Трамвай грохотал и покачивался. Несся по городу. И в этот миг все существо Алексея Дмитриевича наполнилось тихим гласом: «Счастлив тот, кто увидит улыбку».
ОБИТЕЛЬ СМЕРТИ
Машина «скорой помощи» свернула с проспекта и медленно поехала по заснеженной аллее в глубину старого больничного парка. У приземистого серо–желтого, с облупившейся штукатуркой, здания она остановилась, водитель выключил мотор, но с минуту из машины никто не выходил. Наконец хлопнула дверца — вылез крупный молодой парень в грязноватом белом халате. Он лениво потянулся, вынул из грудного кармашка сигарету, закурил. Из машины вышел второй санитар — тоже в неопрятном, несвежем халате и в синей шапочке с надписью «карху». Этот был постарше и пониже первого, с небритым плоским лицом и пустыми глазами. Он открыл заднюю дверцу машины и призывно махнул напарнику. Вдвоем они вытащили носилки, на которых лежало тело, покрытое простыней. Почти одновременно санитары издали какой‑то гортанный звук, вроде, «гоп–ля–ля!» и, слегка сгибаясь под тяжестью ноши, понесли в морг очередного покойника.
Санитарные кареты приезжали и уезжали. Все они были похожи друг на друга своим затрапезным видом, обшарпанными дверцами, облупившейся краской на окнах, своими санитарами в неопрятных халатах. И пушистый ковер снега, всю ночь падавшего на город и теперь слепящего глаза отвыкших от такой щедрой белизны горожан, только подчеркивал убожество и нелепость этой службы смерти.
Подъехал к моргу первый ритуальный автобус, и с десяток хмурых молчаливых людей курили перед подъездом, ожидая, когда состоится событие, гнусно именуемое «вынос тела». Гнусно и предательски по отношению к умершему.

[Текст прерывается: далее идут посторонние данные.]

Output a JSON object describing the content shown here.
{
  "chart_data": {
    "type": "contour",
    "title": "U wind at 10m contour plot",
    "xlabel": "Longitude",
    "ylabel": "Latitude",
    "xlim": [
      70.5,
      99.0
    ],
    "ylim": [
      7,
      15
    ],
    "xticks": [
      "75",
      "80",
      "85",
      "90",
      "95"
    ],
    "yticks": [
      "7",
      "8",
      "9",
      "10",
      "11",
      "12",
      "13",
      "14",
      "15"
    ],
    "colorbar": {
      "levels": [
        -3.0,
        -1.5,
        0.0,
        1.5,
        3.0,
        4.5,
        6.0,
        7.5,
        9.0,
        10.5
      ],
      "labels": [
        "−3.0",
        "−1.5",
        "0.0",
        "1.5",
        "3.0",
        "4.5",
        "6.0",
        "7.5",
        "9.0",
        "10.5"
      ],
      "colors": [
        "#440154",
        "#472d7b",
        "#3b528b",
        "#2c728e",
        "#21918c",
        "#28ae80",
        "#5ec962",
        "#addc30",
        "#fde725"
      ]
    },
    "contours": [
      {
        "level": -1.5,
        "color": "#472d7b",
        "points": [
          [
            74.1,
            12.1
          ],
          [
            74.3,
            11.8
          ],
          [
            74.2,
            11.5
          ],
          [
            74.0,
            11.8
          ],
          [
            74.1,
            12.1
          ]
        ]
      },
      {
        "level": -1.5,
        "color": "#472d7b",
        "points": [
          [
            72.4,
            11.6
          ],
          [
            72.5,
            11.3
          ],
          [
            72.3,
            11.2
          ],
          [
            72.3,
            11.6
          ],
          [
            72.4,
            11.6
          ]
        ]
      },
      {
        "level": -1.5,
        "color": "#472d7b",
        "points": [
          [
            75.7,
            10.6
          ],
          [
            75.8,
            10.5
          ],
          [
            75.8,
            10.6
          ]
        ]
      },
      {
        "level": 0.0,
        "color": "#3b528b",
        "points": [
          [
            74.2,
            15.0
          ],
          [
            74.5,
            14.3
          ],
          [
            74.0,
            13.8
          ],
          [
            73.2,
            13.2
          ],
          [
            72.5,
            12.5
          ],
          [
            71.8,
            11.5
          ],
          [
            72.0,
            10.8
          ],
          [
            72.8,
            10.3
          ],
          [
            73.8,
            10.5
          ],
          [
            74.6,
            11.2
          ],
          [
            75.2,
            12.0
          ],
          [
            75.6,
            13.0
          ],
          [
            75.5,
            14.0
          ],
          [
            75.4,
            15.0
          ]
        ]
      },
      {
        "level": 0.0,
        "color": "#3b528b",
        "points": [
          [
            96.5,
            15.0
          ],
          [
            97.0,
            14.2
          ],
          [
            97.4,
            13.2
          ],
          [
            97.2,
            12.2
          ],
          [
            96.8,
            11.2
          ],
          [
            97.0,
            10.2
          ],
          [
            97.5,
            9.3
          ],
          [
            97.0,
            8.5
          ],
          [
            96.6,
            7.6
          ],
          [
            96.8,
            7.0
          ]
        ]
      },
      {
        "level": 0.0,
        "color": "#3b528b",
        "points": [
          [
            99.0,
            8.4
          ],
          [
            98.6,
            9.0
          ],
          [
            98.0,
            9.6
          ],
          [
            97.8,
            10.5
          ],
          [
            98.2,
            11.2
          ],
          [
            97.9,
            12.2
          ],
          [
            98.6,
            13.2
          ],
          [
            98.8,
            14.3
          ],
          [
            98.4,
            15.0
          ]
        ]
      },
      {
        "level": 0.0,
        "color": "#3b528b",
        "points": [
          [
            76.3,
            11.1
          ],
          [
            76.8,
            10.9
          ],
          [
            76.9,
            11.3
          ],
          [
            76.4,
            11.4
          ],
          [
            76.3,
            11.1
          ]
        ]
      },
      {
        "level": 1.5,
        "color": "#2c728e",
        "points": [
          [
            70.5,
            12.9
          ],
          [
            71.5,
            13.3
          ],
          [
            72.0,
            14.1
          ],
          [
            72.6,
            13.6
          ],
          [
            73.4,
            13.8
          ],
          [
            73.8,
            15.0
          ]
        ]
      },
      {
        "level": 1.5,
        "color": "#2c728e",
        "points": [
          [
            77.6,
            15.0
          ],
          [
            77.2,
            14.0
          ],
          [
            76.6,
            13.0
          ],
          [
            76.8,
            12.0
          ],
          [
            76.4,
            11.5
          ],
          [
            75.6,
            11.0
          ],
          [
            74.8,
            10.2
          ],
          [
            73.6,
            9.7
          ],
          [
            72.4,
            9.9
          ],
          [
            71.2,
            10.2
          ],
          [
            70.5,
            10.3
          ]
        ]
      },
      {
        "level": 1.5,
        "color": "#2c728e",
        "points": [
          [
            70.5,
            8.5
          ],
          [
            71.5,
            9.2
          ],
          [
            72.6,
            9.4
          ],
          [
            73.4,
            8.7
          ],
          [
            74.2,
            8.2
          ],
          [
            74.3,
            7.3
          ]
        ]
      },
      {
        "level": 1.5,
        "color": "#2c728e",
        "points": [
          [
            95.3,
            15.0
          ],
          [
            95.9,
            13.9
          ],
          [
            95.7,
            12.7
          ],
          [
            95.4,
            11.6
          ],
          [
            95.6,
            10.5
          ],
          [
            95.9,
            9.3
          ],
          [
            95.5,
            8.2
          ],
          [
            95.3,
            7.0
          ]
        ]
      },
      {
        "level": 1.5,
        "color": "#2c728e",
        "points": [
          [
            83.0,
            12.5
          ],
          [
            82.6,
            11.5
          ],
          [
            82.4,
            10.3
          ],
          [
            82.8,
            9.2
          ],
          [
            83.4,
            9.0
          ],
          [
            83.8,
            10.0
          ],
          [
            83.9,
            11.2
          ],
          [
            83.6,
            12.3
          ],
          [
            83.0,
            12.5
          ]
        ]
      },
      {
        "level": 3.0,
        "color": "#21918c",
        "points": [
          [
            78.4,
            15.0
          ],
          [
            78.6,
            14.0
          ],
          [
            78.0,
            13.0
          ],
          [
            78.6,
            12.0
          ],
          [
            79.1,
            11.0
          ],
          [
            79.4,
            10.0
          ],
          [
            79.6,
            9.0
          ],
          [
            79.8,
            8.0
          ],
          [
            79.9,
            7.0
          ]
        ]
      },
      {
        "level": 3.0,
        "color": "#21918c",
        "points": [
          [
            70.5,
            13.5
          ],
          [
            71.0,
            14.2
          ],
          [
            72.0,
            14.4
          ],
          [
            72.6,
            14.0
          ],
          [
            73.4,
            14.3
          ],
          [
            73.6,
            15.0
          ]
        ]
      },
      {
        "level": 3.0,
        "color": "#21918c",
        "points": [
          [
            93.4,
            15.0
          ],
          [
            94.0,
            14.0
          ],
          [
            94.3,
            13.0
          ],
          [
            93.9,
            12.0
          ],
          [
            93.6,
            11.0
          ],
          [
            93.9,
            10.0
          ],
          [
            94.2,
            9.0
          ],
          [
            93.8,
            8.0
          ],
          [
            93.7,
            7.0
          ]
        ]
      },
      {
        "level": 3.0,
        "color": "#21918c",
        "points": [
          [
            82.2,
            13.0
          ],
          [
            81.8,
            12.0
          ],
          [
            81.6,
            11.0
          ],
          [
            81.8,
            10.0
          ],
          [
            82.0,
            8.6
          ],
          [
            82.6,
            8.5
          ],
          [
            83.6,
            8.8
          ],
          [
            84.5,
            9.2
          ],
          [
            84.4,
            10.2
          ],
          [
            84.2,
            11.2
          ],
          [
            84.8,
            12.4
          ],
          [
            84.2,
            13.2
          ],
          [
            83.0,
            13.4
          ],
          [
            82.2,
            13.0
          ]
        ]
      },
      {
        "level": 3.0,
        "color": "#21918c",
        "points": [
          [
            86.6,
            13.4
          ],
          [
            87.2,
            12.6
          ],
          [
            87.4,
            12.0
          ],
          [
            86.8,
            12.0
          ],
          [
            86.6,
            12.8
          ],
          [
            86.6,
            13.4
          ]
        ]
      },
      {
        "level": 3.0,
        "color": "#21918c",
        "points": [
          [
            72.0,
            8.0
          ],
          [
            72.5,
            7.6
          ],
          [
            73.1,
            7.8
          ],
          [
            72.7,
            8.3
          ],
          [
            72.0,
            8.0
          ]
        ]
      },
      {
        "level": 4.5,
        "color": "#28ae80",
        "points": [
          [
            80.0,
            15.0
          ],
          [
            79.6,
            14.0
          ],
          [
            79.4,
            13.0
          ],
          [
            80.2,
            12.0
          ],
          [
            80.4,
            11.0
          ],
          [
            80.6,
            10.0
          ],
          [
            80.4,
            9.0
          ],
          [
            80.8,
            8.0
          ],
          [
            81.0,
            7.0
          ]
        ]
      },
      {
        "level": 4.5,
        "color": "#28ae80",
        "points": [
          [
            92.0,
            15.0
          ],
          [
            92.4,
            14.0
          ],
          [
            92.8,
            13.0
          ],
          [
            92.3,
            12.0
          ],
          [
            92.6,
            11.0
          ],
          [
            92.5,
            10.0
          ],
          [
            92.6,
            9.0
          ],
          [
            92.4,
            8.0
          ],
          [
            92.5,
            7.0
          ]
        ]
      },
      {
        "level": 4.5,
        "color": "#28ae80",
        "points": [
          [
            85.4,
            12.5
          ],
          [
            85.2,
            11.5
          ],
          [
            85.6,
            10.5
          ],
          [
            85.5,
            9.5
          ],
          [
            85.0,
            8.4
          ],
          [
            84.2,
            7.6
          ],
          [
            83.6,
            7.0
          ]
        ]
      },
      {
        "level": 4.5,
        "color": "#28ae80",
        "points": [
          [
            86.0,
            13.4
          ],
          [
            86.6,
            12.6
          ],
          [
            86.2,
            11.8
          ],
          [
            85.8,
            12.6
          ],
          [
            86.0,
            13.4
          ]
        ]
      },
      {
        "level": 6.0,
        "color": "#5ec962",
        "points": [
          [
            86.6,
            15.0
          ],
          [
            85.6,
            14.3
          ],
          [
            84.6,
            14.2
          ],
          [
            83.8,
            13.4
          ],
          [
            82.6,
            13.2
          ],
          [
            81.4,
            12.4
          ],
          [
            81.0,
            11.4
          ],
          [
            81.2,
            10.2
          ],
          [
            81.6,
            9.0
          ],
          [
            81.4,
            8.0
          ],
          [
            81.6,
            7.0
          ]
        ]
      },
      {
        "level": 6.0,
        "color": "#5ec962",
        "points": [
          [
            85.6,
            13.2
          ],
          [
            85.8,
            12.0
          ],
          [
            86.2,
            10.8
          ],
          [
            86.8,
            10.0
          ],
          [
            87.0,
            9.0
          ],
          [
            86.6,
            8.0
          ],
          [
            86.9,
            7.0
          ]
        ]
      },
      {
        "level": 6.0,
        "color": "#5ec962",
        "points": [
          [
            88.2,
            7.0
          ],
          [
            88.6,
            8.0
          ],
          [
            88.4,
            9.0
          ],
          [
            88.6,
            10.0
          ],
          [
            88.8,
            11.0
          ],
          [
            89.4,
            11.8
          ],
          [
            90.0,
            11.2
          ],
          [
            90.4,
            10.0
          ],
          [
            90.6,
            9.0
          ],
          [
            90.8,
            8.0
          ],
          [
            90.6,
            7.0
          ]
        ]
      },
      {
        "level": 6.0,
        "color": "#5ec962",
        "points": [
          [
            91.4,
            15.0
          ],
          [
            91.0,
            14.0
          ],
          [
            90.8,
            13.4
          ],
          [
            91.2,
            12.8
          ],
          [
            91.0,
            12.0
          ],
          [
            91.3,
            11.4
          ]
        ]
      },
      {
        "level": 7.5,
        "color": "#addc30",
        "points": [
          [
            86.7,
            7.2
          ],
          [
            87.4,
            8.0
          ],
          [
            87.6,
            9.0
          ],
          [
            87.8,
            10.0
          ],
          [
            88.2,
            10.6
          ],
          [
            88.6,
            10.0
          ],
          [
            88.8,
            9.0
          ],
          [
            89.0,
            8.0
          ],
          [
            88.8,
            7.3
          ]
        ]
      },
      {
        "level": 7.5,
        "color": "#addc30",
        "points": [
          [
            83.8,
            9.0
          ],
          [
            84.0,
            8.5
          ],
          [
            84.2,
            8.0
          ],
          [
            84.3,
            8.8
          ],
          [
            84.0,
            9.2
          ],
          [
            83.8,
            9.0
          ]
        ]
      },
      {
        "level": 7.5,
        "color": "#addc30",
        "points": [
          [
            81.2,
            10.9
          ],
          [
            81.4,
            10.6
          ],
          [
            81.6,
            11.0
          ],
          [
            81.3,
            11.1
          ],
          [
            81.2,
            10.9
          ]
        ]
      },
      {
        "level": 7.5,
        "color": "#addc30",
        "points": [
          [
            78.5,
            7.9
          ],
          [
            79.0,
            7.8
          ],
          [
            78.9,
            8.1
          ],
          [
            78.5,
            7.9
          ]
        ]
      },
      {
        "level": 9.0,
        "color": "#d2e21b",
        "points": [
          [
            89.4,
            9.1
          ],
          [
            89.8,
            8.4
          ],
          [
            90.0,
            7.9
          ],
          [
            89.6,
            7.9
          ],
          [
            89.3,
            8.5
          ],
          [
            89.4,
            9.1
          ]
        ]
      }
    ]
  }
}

Неяркое февральское солнце сверкнуло сквозь легкие быстрые облака, и сразу все вокруг помягчело, подернулось дымкой. Исчезла витавшая в атмосфере напряженность, ожили, отбросив голубоватые тени, старые липы, закапало с крыш, и даже воробьи зачирикали весело и напористо.
Молодой санитар, приехавший с первой «скорой помощью», вышел из морга, остановился на крыльце и, подняв голову, зажмурился под солнечными лучами. Поискав глазами место поуютнее, он отошел к углу здания — туда, где солнечным лучам не мешали ветки лип. Закурив, парень оглянулся и вытащил из кармана черную жестяную банку пива. Привычным движением он открыл ее и, запрокинув голову, залихватски влил в себя содержимое. Наверное, он очень любил пиво или был с большого похмелья, потому что на лице его отразилось блаженство. Но это выражение оказалось мимолетным, оно тут же сменилось недоумением, а потом гримасой боли и ужаса. Санитар будто переломился пополам, схватившись руками за живот, несколько секунд постоял так в оцепенении и тут же рухнул с жалобным стоном на белый снег. Черная банка датского пива «Туборг» упала рядом. Несколько мужчин, ожидавших начала церемонии, обернулись, услышав стон и глухой звук падения тела.
— Чего это он? Надрался с утра? — сказал один из мужчин — маленький, невзрачный.
— Не похоже, — буркнул худой с большими белесыми глазами мужчина и кинулся к упавшему. За ним потянулись несколько любопытных.
Глаза у лежащего санитара закатились.
— Припадок, — сказал кто‑то из толпы. — Наверное, эпилептик.
— Сам ты эпилептик, — пробормотал склонившийся над телом худощавый мужчина. Он был врач и хорошо знал, как выглядит смерть.
Прошло некоторое время, пока вызвали врачей из соседнего хирургического отделения. Пришли двое санитаров, из тех, с которыми работал умерший. Привычные к покойникам, они и тут не очень удивились: вытащили из стоявшей рядом «скорой» носилки и унесли товарища туда, куда носили всех остальных своих клиентов. Толпившихся у входа людей пригласили в ритуальный зал прощаться со своим усопшим.